Let’s estimate the effect of \(X\) on \(Y_t\) using MLM (often done with model building)

Code
# Model 1a: Intercept only model, random intercept 
ex1.MLM1a <- lmer(Y ~ 1 + (1 | id), data = ex1.data, REML = FALSE) 

# Model 1b: Intercept only model including the predictor time 
ex1.MLM1b <- lmer(Y ~ 1 + occasion + (1 | id), data = ex1.data, REML = FALSE) 
# anova(ex1.MLM1a, ex1.MLM1b) # Model 1a is not significantly worse than Model 1b

# Model 2: including remainder of the level 1 predictors 
ex1.MLM2 <- lmer(Y ~ 1 + occasion + X + (1 | id), data = ex1.data, REML = FALSE)
# anova(ex1.MLM1b, ex1.MLM2) # Model 1b is significantly worse than Model 2
fixef(ex1.MLM2)
 (Intercept)     occasion            X 
2.0969471228 0.0002371629 0.5647743308 
Code
# Model 3.1: random slope for time (and add covariance)
ex1.MLM3.1 <- lmer(Y ~ 1 + occasion + X + (occasion | id), data = ex1.data, REML = FALSE)
# anova(ex1.MLM2, ex1.MLM3.1) # Model 2 is not significantly worse than Model 3.1

However, we are only really interested in the last model (with random slope and intercept)
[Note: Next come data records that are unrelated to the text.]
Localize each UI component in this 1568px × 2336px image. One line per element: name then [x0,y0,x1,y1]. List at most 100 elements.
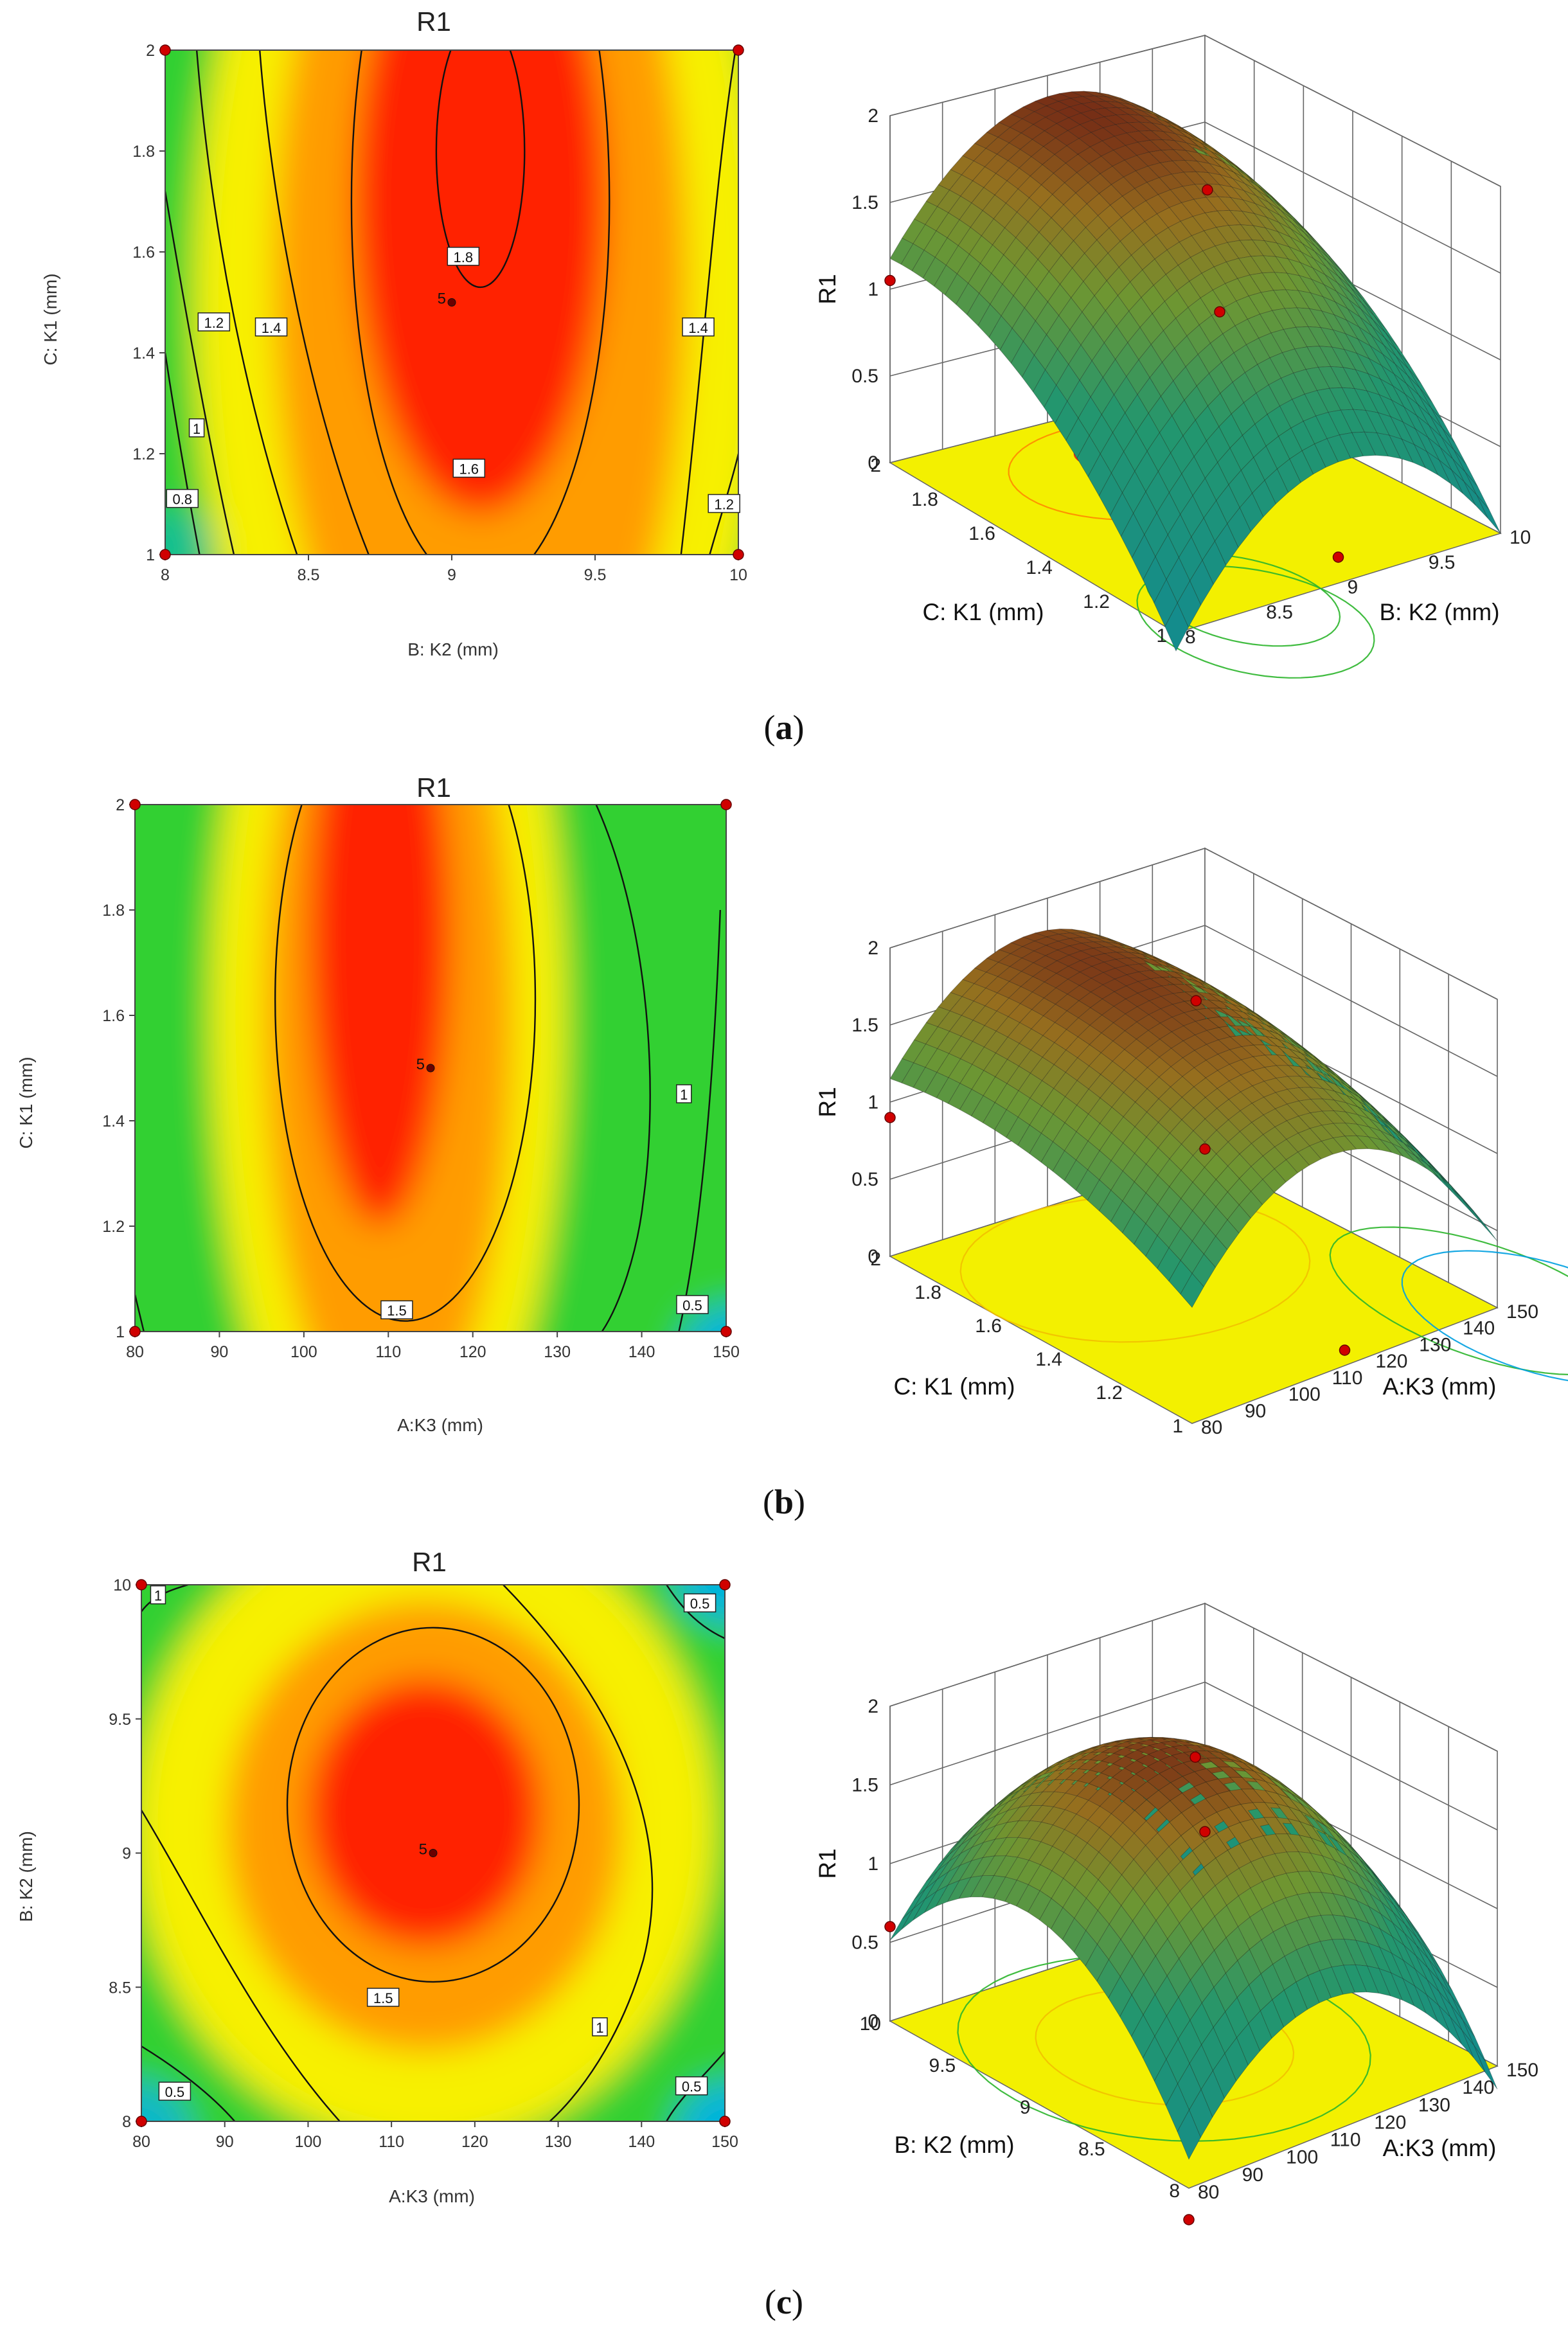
surface-cell [1476,494,1501,534]
x-tick-label: 10 [729,566,747,584]
contour-label: 0.5 [682,1297,702,1314]
center-point-label: 5 [419,1841,427,1859]
contour-label: 1.8 [454,249,474,265]
floor-contour [959,1195,1311,1343]
design-point [1214,306,1225,317]
contour-label: 1 [193,421,200,437]
contour-label-box [675,2076,708,2096]
x-tick-label: 8.5 [298,566,320,584]
surface-cell [1474,2046,1498,2090]
heatmap-band [354,50,607,515]
x-tick-label: 8 [1169,2180,1180,2202]
y-tick-label: 100 [1288,1384,1321,1405]
design-point [884,1112,896,1123]
design-point [1202,184,1213,196]
contour-b-lines [134,804,727,1332]
design-point [1190,995,1202,1006]
contour-line [195,50,298,555]
design-point [1199,1826,1211,1837]
design-point [136,1579,147,1591]
y-tick-label: 1.2 [102,1218,125,1236]
x-tick-label: 1 [1172,1416,1183,1437]
z-tick-label: 0.5 [851,1932,878,1954]
x-tick-label: 2 [870,1249,881,1270]
surface-mesh [889,929,1498,1308]
axes: 0 0.5 1 1.5 2 R1 10 9.5 9 8.5 8 80 90 100 110 120 130 140… [814,1696,1538,2225]
design-point [720,1326,732,1337]
heatmap-clip [165,50,738,555]
contour-c-labels: 1 0.5 1.5 1 0.5 0.5 5 [136,1579,731,2127]
y-tick-label: 8 [1185,627,1196,648]
x-tick-label: 9.5 [929,2055,956,2076]
x-axis-label: C: K1 (mm) [922,599,1044,625]
x-tick-label: 80 [126,1343,144,1361]
x-tick-label: 1 [1156,625,1167,646]
x-tick-label: 2 [870,455,881,476]
floor-contour [1329,1226,1568,1375]
contour-b-labels: 1.5 1 0.5 5 [129,799,732,1337]
floor-contour [1401,1250,1568,1382]
y-tick-label: 150 [1506,2060,1538,2081]
x-tick-label: 130 [545,2133,572,2151]
y-tick-label: 120 [1374,2112,1406,2133]
center-point [447,298,456,307]
x-tick-label: 1.4 [1026,557,1053,578]
y-tick-label: 1.6 [102,1007,125,1025]
contour-b-title: R1 [416,772,451,803]
contour-line [595,805,651,1332]
y-tick-label: 2 [146,42,155,60]
panel-b: R1 80 90 100 110 120 130 140 15011.21.41.61.82 … [16,772,1568,1438]
heatmap-cyan [141,2082,190,2121]
z-tick-label: 1.5 [851,192,878,213]
contour-c-xlabel: A:K3 (mm) [389,2186,475,2206]
y-tick-label: 140 [1462,2077,1494,2098]
contour-label-box [188,418,205,438]
contour-a-heatmap [165,50,738,555]
y-tick-label: 1.4 [102,1112,125,1130]
contour-label-box [380,1300,413,1319]
x-tick-label: 120 [459,1343,486,1361]
contour-a-ylabel: C: K1 (mm) [40,273,60,365]
x-tick-label: 120 [461,2133,488,2151]
y-tick-label: 100 [1286,2147,1318,2168]
design-point [720,799,732,810]
contour-b-xlabel: A:K3 (mm) [397,1415,483,1435]
contour-label-box [447,247,480,266]
y-axis-label: A:K3 (mm) [1383,1373,1497,1400]
x-tick-label: 1.6 [975,1315,1002,1337]
contour-line [165,352,200,555]
x-tick-label: 90 [216,2133,234,2151]
z-tick-label: 0.5 [851,1169,878,1190]
contour-label-box [150,1585,166,1605]
contour-label-box [676,1295,709,1314]
y-tick-label: 1.2 [132,445,155,463]
contour-frame [134,804,727,1332]
center-point [429,1849,438,1857]
heatmap-cyan [165,509,211,555]
contour-c-title: R1 [412,1547,447,1577]
y-tick-label: 1.4 [132,344,155,362]
contour-label: 1.5 [373,1990,393,2006]
caption-c: (c) [765,2283,803,2321]
contour-lines [165,50,738,555]
contour-line [286,1627,580,1983]
contour-line [503,1585,654,2121]
x-tick-label: 90 [211,1343,229,1361]
contour-a-title: R1 [416,6,451,37]
y-tick-label: 130 [1419,1334,1451,1355]
contour-a-ticks: 8 8.5 9 9.5 10 1 1.2 1.4 1.6 1.8 2 [132,42,747,584]
surface-mesh [889,91,1501,652]
z-tick-label: 0.5 [851,366,878,387]
axes: 0 0.5 1 1.5 2 R1 2 1.8 1.6 1.4 1.2 1 80 90 100 110 120 13… [814,938,1538,1438]
design-point [1189,1751,1201,1763]
y-tick-label: 110 [1332,1368,1363,1389]
design-point [1339,1344,1351,1356]
contour-line [141,2046,236,2121]
contour-label: 1.2 [204,315,224,331]
x-tick-label: 80 [132,2133,150,2151]
x-tick-label: 130 [544,1343,571,1361]
x-tick-label: 1.2 [1083,591,1110,612]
ex1.MLM3.1_reml <- lmer(Y ~ 1 + occasion + X + (occasion | id), data = ex1.data, REML = TRUE)
ex1.MLM3.1_mle <- lmer(Y ~ 1 + occasion + X + (occasion | id), data = ex1.data, REML = FALSE)

GEE Models

ex1.GEE_exch <- gee(Y ~ X + occasion, data = ex1.data, id = id, family = gaussian(), corstr = "exchangeable")
 (Intercept)            X     occasion 
2.0969471228 0.5647743308 0.0002371629 
ex1.GEE_ind <- gee(Y ~ X + occasion, data = ex1.data, id = id, family = gaussian(), corstr = "independence")
 (Intercept)            X     occasion 
2.0969471228 0.5647743308 0.0002371629 
ex1.GEE_ar <- gee(Y ~ X + occasion, data = ex1.data, id = id, family = gaussian(), corstr = "AR-M")
 (Intercept)            X     occasion 
2.0969471228 0.5647743308 0.0002371629 
ex1.GEE_uns <- gee(Y ~ X + occasion, data = ex1.data, id = id, family = gaussian(), corstr = "unstructured")
 (Intercept)            X     occasion 
2.0969471228 0.5647743308 0.0002371629 
# ex1.GEE_fixed <- gee(Y ~ X + occasion, data = ex1.data, id = id, family = gaussian(), corstr = "fixed") # takes very long to converge

Comparison Table

Let’s compare the fixed effects

Code
# Extracting the coefficients
coefs_MLM_reml <- fixef(ex1.MLM3.1_reml)
coefs_MLM_mle <- fixef(ex1.MLM3.1_mle)
# reorder coefficients X and occasion
coefs_MLM_reml <- coefs_MLM_reml[c(1, 3, 2)]
coefs_MLM_mle <- coefs_MLM_mle[c(1, 3, 2)]
# continue with GEE estimates
coef_GEE_exch <- coef(ex1.GEE_exch)
coef_GEE_ind <- coef(ex1.GEE_ind)
coef_GEE_ar <- coef(ex1.GEE_ar)
coef_GEE_uns <- coef(ex1.GEE_uns)

# Creating a data frame with the coefficients
coefs <- data.frame(
  row.names = c("Intercept", "X", "occasion"),
  MLM_REML = coefs_MLM_reml,
  MLM_MLE = coefs_MLM_mle,
  GEE_exch = coef_GEE_exch,
  GEE_ind = coef_GEE_ind,
  GEE_ar = coef_GEE_ar,
  GEE_uns = coef_GEE_uns
)

# Create nice table
knitr::kable(coefs, digits = 3)
MLM_REML MLM_MLE GEE_exch GEE_ind GEE_ar GEE_uns
Intercept 2.092 2.092 2.097 2.097 2.178 2.069
X 0.566 0.566 0.565 0.565 0.555 0.570
occasion 0.000 0.000 0.000 0.000 -0.006 0.003

The structural causal model was specified as follows

\[Y_{it} := 2 + 0.6 \cdot X_i + \epsilon_{it}\]

Observations

  • The fixed effects are similar between and within models.
    • Best model: The unstructured GEE model
    • Worst model: the AR-M GEE model
  • interpretation [italicized unique to MLM]: for a one-unit change in \(X\), the outcome \(Y\) is expected to change by the value of \(\beta\), holding all other predictors constant and given equal values for the random effects.

Next steps

  • Writing the ethics application & research proposal
  • Extending this simple example to include covariates
  • Understanding the simulation code by Qian et al. (2020)

Information on Proposal

  • The body of the text should be max. 750 words
  • There is a clear checklist of what it should include
  • My questions
    • What candidate journal for publication?
    • what software/packages will we use?
    • Considering the exploratory nature of the project, can we already formulate a research question or hypothesis?